Wolfgang Amadeus Mozart (1756–1791)
Don Giovanni opéra en deux actes composé en 1787

Mise en scène et scénographie : Stéphane Braunschweig
Dramaturgie : Anne-Françoise Benhamou
Costumes : Thibault Vancraenenbroeck
Lumières : Marion Hewlett

Don Giovanni : Jean-Sébastien Bou
Leporello : Robert Gleadow
Donna Anna : Myrtò Papatanasiu
Donna Elvira : Julie Boulianne
Don Ottavio : Julien Behr
Zerlina : Anna Grevelius
Masetto : Marc Scoffoni
Le Commandeur : Steven Humes

Le Cercle de l’Harmonie
Chœur de Radio France
Chef des choeurs : Stéphane Petitjean
Direction musicale : Jérémie Rhorer

Théâtre des Champs Elysées, Paris 7 décembre 2016

Reprise de la production de Stéphane Braunschweig, avec un Don Giovanni plus mordant et une distribution plus jeune, mais toujours avec Jérémie Rhorer et ses musiciens du Cercle de l'Harmonie. Une mise en scène qui n'a pas vieilli et pose la question de l'éternité du Donjuanisme.

 

Il manquait peu de chose à la bondissante lecture de Stéphane Braunschweig présentée avec succès au TCE il y a un peu plus de trois ans. Quelques tours de vis pour gagner en fluidité et des personnages mieux distribués : c'est chose faite. Resserré à l'occasion de cette reprise, ce Don Don Giovanni mieux huilé a gagné en impact visuel, conservant son esprit, son humour et son rythme originels. Si Markus Werba s'était prêté sans compter aux directives scéniques de son metteur en scène et avait offert un portrait convaincant du « dissoluto », nos réserves s'étaient portées sur sa voix, trop lisse et trop légère pour le rôle. Jean-Sébastien Bou sans être un Cesare Siepi, possède un organe plus mordant et une connaissance plus intime du personnage qui correspondent davantage à nos critères. Jouisseur invétéré, ce rentier qui dilapide son temps et son argent en fêtes et en libations de tout genre, ne conçoit la vie qu'en fonction de ses désirs et des plaisirs qui doivent en résulter. Flanqué de son inséparable valet, il est une « force qui va », que rien ni personne ne peut arrêter, pas même la mort qui l'attend pourtant et ce dès la scène d'ouverture, où allongé sur un brancard il s'apprête à être conduit à la crémation par Leporello. D'un bond cependant, il se relève, pour mieux reprendre la route sous l’œil consterné de son factotum, entraîné lui aussi dans une nouvelle aventure.… Chez Braunschweig la puissance du mythe tient dans sa perpétuelle renaissance, Don Giovanni, immortel, étant condamné à vivre inlassablement et à reproduire la même histoire.
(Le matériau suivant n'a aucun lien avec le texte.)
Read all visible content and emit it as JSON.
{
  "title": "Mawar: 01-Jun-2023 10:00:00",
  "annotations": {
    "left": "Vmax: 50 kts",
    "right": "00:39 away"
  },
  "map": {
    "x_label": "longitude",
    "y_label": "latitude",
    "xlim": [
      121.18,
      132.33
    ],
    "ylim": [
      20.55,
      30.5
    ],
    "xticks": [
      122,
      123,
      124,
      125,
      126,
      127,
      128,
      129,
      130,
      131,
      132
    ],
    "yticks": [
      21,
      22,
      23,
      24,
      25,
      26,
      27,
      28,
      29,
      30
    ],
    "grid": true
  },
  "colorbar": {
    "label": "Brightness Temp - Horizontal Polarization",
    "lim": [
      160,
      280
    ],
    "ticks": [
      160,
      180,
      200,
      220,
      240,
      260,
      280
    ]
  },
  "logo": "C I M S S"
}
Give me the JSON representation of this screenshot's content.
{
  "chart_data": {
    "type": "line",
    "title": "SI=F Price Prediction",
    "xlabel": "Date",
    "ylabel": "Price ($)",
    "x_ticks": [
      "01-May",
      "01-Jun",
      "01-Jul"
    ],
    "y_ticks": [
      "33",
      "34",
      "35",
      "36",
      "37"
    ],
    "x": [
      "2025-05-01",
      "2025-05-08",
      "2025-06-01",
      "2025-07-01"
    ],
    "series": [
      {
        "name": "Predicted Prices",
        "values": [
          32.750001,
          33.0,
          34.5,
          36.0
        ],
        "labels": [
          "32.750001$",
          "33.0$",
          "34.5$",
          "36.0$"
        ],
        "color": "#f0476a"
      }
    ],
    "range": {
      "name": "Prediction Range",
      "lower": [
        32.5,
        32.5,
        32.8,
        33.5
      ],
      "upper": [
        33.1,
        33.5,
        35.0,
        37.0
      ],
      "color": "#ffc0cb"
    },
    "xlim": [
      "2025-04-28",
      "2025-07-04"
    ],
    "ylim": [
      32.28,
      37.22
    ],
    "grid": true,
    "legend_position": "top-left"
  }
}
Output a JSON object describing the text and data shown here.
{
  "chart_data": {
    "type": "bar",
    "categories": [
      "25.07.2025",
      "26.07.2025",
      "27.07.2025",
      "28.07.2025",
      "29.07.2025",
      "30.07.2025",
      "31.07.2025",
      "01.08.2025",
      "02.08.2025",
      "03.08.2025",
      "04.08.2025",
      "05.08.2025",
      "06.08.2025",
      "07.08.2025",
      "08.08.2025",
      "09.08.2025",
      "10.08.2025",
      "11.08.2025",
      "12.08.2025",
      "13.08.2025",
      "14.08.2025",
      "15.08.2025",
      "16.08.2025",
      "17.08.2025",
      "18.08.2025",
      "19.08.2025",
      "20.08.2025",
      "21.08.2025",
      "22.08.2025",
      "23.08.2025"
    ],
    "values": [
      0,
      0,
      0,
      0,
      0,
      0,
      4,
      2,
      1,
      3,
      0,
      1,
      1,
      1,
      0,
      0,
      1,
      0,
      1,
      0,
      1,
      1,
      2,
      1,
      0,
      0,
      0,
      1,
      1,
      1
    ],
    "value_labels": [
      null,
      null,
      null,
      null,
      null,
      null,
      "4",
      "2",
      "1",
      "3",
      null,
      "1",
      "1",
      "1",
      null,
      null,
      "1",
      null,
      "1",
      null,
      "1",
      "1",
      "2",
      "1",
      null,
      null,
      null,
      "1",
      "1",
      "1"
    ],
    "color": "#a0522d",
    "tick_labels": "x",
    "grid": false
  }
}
Dans une atmosphère proche de celle du dernier film de Stanley Kubrick Eyes wide shut, bal équivoque compris, Don Giovanni commet un crime, séduit et trahit quantité de femmes, manipule sans vergogne son monde et en premier lieu son servile valet, Leporello, ne craignant jamais pour son salut. Dans cet environnement scénique inventif, riche en réflexion et en allusions de tous ordres, sexuelles (avec cette poupée sur laquelle Leporello se frotte pendant l'air du Catalogue), littéraires (avec ces squelettes de femmes qui trônent, tels des trophées, dans une galerie du château comme les épouses de Barbe Bleue), ou cinématographiques (Kubrick toujours, lors du bal où les invités masqués et costumés façon XVIIIème siècle font mine de s'accoupler au ralenti de manière suggestive), se croisent ainsi toute une assemblée, touchée de près ou de loin par les frasques de cet impénitent dont ils aimeraient se débarrasser.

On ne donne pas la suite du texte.